Against what he has elsewhere argued is an overemphasis on Bachelard’s demarcation of the scientific from the non-scientific—a mistake he feels has distorted Bachelard’s reception, and for which he blames the sociology of science and technology (David Bloor’s strong programme as much as the work of Bruno Latour)—Rheinberger views Bachelard’s work as an internally consistent philosophical edifice, with the notion of the ‘phénoménotechnique’ as its through-line, connecting the early epistemology to the late, the works on the philosophy of science to those on literature and art.
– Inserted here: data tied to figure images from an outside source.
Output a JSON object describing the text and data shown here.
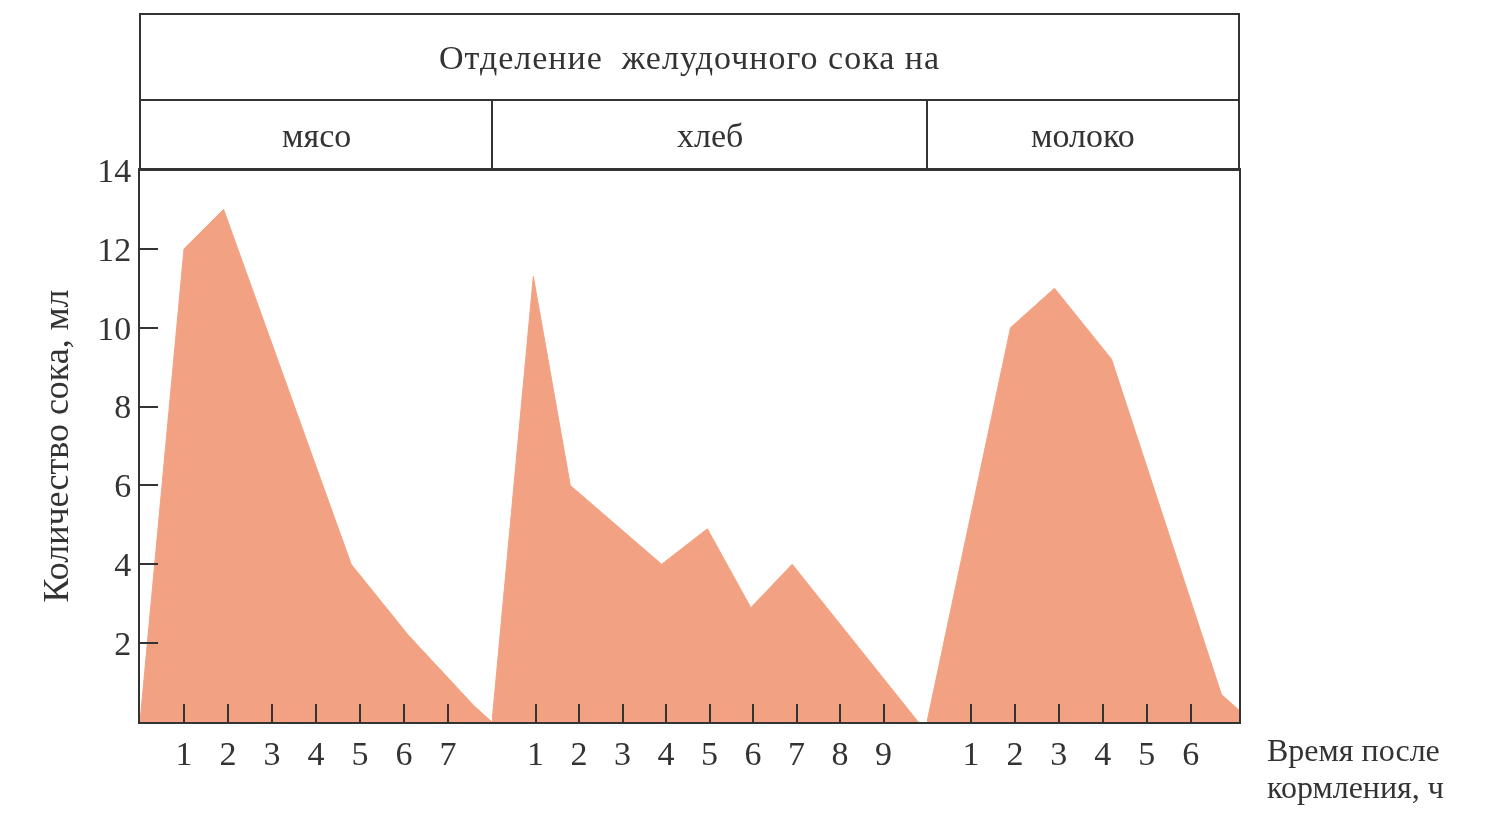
{
  "chart_data": [
    {
      "type": "area",
      "title": "мясо",
      "annotations": [
        "Отделение  желудочного сока на"
      ],
      "ylabel": "Количество сока, мл",
      "x": [
        0,
        1,
        1.9,
        4.8,
        6.1,
        7.6,
        8
      ],
      "values": [
        0,
        12,
        13,
        4,
        2.2,
        0.4,
        0
      ],
      "color": "#f2a283",
      "xlim": [
        0,
        8
      ],
      "xticks": [
        1,
        2,
        3,
        4,
        5,
        6,
        7
      ],
      "ylim": [
        0,
        14
      ],
      "yticks": [
        2,
        4,
        6,
        8,
        10,
        12,
        14
      ],
      "grid": false
    },
    {
      "type": "area",
      "title": "хлеб",
      "x": [
        0,
        0.95,
        1.8,
        3.9,
        4.95,
        5.95,
        6.9,
        9.8
      ],
      "values": [
        0,
        11.3,
        6,
        4,
        4.9,
        2.9,
        4,
        0
      ],
      "color": "#f2a283",
      "xlim": [
        0,
        10
      ],
      "xticks": [
        1,
        2,
        3,
        4,
        5,
        6,
        7,
        8,
        9
      ],
      "ylim": [
        0,
        14
      ],
      "yticks": [
        2,
        4,
        6,
        8,
        10,
        12,
        14
      ],
      "tick_labels": "x",
      "grid": false
    },
    {
      "type": "area",
      "title": "молоко",
      "xlabel": "Время после кормления, ч",
      "x": [
        0,
        1.9,
        2.9,
        4.2,
        6.7,
        7.1
      ],
      "values": [
        0,
        10,
        11,
        9.2,
        0.7,
        0.3
      ],
      "color": "#f2a283",
      "xlim": [
        0,
        7.1
      ],
      "xticks": [
        1,
        2,
        3,
        4,
        5,
        6
      ],
      "ylim": [
        0,
        14
      ],
      "yticks": [
        2,
        4,
        6,
        8,
        10,
        12,
        14
      ],
      "tick_labels": "x",
      "grid": false
    }
  ]
}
This argument remains implicit in Le graveur et le philosophe, which gestures toward a rapprochement between the history of art and the history of science, but refuses to make bold claims of the sort that Lorraine Daston, Rheinberger’s former colleague at the Max Planck Institute for the History of Science, did in Objectivity, coauthored with Peter Galison. They tracked the historical construction of objectivity—‘blind sight, seeing without interference, interpretation or intelligence’—from the mid-nineteenth century onwards by analysing the images in scientific atlases, including intaglio prints, engravings and photographs. Along the way, Daston and Galison showed that the history of objectivity was bound to a parallel history, the cultivation and disciplining of a new scientific self, and to the making of new epistemic virtues, techniques of representation and ways of seeing.
If Toward a History of Epistemic Things was too much troubled by historiography—in that early attempt at historical epistemology, unable to bring the two terms together into a unified method, Rheinberger divided his chapters between the historical and the philosophical, giving each markedly different narrative styles—Le graveur et le philosophe is too little concerned with what kind of history it has to offer and on what narrative scale. There is little radiation outward from the concrete, circumscribed point of departure. Instead, an abundance of possible histories and contexts of understanding—the avant-garde art movements of the twentieth century; the experiences of war, of exile, of life in the salons and ateliers of postwar Paris; the use of the history of art as a trope in the post-positivist history of science (see Feyerabend—or even Kuhn); the reassessment of Bachelard’s epistemology—are compressed into details and proper names, with the work of allegory or extrapolation often left undone. Of the possibilities suggested by the book’s preface, the promise kept is that of homage to its protagonists—or, perhaps, a sketch of three routes to the Montagne Sainte-Geneviève, if thankfully not to the Panthéon itself.